Wages, prices, and jawboning

If any one aspect of the new US administration's overall economic recovery package continues to be of concern, it is the lack of what is called an "incomes policy." Certainly there is little political support at this time for wage and price controls. President Carter had also rejected seeking formal controls. But in scuttling the Council on Wage and Price Stability (COWPS) and ruling out the use of jawboning, many economists believe the President inadvertently leaves the United States vulnerable to an inflationary spurt of wage and price hikes in the period ahead.

Take the tentative settlement in the coal industry, in which the union wrested a more than 36 percent increase in wages over the next three years. Given the fact that inflation is now running at around 11.3 percent, that can hardly be called anything less than a sizeable victory, despite the fact that miners are voting against the agreement. Yet the coal pact is only one of a series of contract negotiations that will come up this year, involving 2.5 million workers in major industries. Perhaps the most difficult bargaining will come later this summer, when unions representing 600,000 postal employees will face a late July contract deadline. There will also be negotiations involving airline employees and construction and supermarket workers.

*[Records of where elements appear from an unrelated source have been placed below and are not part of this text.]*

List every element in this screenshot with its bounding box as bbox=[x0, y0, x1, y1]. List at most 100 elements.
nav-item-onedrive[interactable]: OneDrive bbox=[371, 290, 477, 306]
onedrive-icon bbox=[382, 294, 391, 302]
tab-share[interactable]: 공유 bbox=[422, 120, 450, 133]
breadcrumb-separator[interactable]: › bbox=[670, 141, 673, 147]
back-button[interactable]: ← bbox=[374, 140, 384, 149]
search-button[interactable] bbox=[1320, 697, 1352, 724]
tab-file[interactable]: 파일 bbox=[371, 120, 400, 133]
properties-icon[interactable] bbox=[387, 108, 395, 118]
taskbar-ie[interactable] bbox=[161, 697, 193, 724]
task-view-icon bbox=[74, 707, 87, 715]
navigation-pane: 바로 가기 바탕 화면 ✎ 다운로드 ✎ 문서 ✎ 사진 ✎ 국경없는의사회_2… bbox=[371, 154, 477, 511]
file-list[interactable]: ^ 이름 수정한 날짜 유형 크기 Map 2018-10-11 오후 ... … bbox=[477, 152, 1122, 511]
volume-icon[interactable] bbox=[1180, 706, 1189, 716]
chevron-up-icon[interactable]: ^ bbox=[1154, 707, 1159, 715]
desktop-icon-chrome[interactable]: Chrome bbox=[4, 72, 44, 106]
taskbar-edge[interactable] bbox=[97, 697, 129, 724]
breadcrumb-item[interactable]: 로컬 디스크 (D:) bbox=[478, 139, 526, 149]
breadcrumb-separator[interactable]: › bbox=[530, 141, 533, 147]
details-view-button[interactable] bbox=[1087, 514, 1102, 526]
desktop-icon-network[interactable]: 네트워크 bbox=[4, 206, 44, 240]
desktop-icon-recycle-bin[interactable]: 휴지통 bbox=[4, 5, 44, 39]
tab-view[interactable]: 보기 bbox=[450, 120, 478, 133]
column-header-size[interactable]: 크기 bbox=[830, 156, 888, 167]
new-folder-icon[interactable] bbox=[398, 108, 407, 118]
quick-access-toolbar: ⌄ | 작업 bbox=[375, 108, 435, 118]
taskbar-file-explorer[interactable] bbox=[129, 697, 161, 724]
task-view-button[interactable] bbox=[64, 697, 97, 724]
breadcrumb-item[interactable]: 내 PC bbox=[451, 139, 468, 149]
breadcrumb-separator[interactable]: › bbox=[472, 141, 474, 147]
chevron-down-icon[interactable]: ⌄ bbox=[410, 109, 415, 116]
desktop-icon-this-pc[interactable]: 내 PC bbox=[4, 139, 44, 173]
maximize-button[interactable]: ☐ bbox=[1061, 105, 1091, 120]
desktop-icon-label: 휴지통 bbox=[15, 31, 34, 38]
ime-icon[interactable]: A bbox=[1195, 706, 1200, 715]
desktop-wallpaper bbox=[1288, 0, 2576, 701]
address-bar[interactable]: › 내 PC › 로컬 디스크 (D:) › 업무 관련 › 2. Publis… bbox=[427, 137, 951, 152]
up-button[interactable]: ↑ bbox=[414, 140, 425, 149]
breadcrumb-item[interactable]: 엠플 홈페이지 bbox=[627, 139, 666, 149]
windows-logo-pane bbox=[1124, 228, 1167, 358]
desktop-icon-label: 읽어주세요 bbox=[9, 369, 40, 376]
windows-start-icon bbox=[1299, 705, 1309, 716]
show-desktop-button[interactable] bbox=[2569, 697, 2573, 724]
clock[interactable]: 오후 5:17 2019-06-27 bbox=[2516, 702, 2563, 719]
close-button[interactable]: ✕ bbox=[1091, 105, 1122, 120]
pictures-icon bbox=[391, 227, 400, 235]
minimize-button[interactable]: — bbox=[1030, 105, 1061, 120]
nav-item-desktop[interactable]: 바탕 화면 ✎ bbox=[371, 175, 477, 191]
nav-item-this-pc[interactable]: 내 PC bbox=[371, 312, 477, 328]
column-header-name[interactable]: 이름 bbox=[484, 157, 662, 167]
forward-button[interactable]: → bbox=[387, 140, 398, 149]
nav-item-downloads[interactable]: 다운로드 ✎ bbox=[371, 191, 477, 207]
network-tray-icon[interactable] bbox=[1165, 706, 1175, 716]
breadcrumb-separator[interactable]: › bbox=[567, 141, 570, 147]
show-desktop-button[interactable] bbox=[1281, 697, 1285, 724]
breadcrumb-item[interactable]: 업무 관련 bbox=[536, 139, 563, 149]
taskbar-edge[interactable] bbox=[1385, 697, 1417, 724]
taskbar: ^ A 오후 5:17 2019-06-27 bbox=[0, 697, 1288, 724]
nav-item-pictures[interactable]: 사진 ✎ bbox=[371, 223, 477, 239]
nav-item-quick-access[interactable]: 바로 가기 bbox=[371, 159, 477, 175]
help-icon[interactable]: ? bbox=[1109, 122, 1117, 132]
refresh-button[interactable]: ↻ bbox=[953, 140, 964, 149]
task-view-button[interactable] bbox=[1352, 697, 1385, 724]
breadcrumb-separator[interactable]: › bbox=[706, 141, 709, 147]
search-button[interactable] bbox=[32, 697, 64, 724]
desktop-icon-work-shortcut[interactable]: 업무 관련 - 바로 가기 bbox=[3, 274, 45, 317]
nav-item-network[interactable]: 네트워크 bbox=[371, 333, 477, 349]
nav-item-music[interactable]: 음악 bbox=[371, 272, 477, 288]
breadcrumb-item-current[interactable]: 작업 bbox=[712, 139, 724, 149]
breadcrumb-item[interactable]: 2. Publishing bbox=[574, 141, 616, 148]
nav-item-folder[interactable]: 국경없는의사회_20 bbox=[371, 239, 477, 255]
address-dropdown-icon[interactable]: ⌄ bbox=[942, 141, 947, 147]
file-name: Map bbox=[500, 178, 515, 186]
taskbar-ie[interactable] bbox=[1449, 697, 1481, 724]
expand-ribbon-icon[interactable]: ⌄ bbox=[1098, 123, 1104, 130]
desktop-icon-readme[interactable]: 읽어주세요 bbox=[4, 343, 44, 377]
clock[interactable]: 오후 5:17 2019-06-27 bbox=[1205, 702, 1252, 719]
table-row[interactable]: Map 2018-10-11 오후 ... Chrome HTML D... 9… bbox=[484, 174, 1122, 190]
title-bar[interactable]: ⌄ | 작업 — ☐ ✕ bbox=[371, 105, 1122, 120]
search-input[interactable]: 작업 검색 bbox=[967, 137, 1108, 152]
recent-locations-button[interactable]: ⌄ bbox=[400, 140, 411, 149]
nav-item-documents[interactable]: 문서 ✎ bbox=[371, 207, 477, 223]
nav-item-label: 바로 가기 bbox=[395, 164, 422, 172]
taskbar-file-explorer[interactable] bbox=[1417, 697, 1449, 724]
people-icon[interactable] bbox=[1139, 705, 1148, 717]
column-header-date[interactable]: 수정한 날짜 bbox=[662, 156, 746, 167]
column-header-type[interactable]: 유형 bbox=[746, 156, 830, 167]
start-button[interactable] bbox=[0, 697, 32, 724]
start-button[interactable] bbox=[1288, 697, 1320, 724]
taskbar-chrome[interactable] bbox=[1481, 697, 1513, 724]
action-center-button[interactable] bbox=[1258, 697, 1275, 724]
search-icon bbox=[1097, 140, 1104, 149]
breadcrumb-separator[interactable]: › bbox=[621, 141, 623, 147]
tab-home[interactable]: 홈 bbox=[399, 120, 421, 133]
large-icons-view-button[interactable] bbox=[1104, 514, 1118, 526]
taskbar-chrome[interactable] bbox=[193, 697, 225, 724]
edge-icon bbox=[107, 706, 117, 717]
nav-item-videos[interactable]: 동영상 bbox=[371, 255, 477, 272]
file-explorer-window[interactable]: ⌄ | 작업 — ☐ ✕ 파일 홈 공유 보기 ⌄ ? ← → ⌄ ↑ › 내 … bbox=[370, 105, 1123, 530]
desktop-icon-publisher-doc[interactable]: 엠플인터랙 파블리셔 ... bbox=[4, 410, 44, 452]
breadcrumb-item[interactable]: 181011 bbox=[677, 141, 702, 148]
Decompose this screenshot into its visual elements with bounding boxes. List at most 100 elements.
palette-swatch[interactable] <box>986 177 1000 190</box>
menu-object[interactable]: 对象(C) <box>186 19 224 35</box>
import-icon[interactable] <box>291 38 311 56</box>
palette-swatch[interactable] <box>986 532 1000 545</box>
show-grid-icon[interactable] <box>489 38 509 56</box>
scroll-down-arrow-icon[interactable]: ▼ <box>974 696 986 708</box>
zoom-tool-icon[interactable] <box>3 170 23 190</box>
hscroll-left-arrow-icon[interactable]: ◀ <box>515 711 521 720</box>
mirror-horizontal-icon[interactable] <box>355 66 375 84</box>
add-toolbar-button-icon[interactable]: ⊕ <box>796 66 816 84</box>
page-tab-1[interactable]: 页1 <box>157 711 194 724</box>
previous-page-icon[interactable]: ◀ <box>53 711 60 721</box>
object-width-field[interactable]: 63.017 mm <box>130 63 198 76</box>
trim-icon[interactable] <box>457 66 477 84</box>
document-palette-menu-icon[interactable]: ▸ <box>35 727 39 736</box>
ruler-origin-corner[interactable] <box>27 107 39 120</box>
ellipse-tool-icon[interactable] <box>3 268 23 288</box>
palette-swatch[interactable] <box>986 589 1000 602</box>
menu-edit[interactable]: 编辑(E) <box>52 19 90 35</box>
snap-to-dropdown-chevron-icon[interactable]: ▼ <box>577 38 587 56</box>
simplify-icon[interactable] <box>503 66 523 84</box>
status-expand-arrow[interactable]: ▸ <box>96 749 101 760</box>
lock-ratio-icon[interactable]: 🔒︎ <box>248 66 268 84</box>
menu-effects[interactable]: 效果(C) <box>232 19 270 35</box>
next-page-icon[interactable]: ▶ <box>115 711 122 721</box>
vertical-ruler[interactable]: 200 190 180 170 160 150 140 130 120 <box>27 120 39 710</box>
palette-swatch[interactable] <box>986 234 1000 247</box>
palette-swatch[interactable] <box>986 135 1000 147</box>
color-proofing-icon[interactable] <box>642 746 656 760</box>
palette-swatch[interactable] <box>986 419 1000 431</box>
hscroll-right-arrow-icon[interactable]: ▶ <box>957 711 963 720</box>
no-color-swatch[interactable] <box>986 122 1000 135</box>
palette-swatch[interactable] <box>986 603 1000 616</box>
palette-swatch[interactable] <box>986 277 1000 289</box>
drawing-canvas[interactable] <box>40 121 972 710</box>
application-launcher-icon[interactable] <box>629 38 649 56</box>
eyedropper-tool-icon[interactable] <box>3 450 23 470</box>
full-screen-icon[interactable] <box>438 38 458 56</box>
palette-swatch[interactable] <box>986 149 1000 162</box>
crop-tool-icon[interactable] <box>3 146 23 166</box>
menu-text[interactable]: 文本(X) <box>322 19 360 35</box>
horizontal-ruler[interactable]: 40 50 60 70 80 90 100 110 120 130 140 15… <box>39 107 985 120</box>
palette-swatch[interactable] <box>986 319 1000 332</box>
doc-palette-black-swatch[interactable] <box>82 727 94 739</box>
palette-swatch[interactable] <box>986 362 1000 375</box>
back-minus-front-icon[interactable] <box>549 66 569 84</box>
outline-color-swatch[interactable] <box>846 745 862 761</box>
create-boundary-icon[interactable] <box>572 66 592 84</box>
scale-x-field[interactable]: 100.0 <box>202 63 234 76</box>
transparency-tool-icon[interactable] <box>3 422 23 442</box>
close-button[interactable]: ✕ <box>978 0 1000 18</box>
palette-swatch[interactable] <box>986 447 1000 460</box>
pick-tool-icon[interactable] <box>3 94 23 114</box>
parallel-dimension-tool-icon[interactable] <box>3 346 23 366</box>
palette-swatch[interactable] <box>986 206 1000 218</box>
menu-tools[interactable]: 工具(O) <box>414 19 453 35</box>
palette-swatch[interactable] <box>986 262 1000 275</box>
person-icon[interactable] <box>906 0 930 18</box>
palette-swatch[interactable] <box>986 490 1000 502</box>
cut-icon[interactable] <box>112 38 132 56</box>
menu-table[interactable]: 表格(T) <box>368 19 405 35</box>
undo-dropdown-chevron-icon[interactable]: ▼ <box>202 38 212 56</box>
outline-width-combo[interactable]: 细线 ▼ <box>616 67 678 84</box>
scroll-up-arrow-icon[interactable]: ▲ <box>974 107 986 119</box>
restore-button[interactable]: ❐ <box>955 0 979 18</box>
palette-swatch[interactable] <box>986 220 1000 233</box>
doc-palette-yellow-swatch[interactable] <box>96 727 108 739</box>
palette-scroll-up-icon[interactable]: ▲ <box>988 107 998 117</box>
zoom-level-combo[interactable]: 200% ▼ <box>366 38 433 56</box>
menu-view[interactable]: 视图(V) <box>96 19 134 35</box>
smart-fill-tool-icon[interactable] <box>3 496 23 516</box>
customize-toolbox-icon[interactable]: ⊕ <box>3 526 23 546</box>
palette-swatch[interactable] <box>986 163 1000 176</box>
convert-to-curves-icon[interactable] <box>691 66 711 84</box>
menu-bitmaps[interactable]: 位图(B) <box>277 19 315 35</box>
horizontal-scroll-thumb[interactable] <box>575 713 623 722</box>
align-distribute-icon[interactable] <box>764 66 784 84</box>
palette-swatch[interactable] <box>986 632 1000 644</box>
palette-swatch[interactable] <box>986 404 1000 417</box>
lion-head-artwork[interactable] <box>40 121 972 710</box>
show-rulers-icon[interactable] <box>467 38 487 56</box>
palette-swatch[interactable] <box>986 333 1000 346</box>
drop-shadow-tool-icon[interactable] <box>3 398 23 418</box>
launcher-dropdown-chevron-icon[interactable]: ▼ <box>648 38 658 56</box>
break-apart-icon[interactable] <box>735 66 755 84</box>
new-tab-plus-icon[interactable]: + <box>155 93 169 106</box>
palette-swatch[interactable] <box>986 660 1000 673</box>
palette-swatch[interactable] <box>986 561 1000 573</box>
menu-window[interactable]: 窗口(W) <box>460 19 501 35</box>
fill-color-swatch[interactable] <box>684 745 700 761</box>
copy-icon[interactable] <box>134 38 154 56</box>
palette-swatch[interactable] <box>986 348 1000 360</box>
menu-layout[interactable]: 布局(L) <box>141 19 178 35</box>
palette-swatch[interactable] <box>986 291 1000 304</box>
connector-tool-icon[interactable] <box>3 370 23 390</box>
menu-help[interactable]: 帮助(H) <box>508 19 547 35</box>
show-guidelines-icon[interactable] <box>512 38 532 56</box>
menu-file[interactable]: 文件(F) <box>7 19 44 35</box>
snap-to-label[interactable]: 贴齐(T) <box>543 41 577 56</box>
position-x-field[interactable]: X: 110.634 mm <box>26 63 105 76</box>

The biggest series of negotiations, however, are farther down the road, in 1982 and 1983. Negotiations involving 4 million to 5 million workers will be coming up for settlement in 1982, many of them in unions traditionally inclined to hard bargaining. The point is that settlements obtained this year -- in 1981 --will in part become bargaining guidelines in the crucial 1982 negotiations. Thus, any overly large wage increases this year will skew future settlements.

On the other side of the coin -- price increases -- one need only look at what happened to gasoline and fuel charges after the administration moved ahead with oil-price decontrol earlier this year. Mr. Reagan is reported to have been privately outraged at the extent of the price hikes after decontrol (increases that came despite plentiful supplies). Unfortunately, the President's private unease was never made public.

Mr. Reagan argues that an incomes policy is not necessary in the framework of his overall economic plan. He reckons that, as the economy rebounds and the inflation rate drops, wages and prices will be moderated by market forces. We hope he is correct. But that, it seems to us, is taking an unnecessary gamble -- when a few tough words from a President with impeccable probusiness credentials could help keep the lid on prices (and therefore wages) while the economic package is readied for implementation.

In scrapping COWPS and rejecting controls the president should not give up the immense influence he has in persuading management and labor to exercise restraint. His communication skills are considerable. By turning private indignation into pointed public displeasure, the President might be able to moderate the i nflation push and thus begin achieving his economic goals.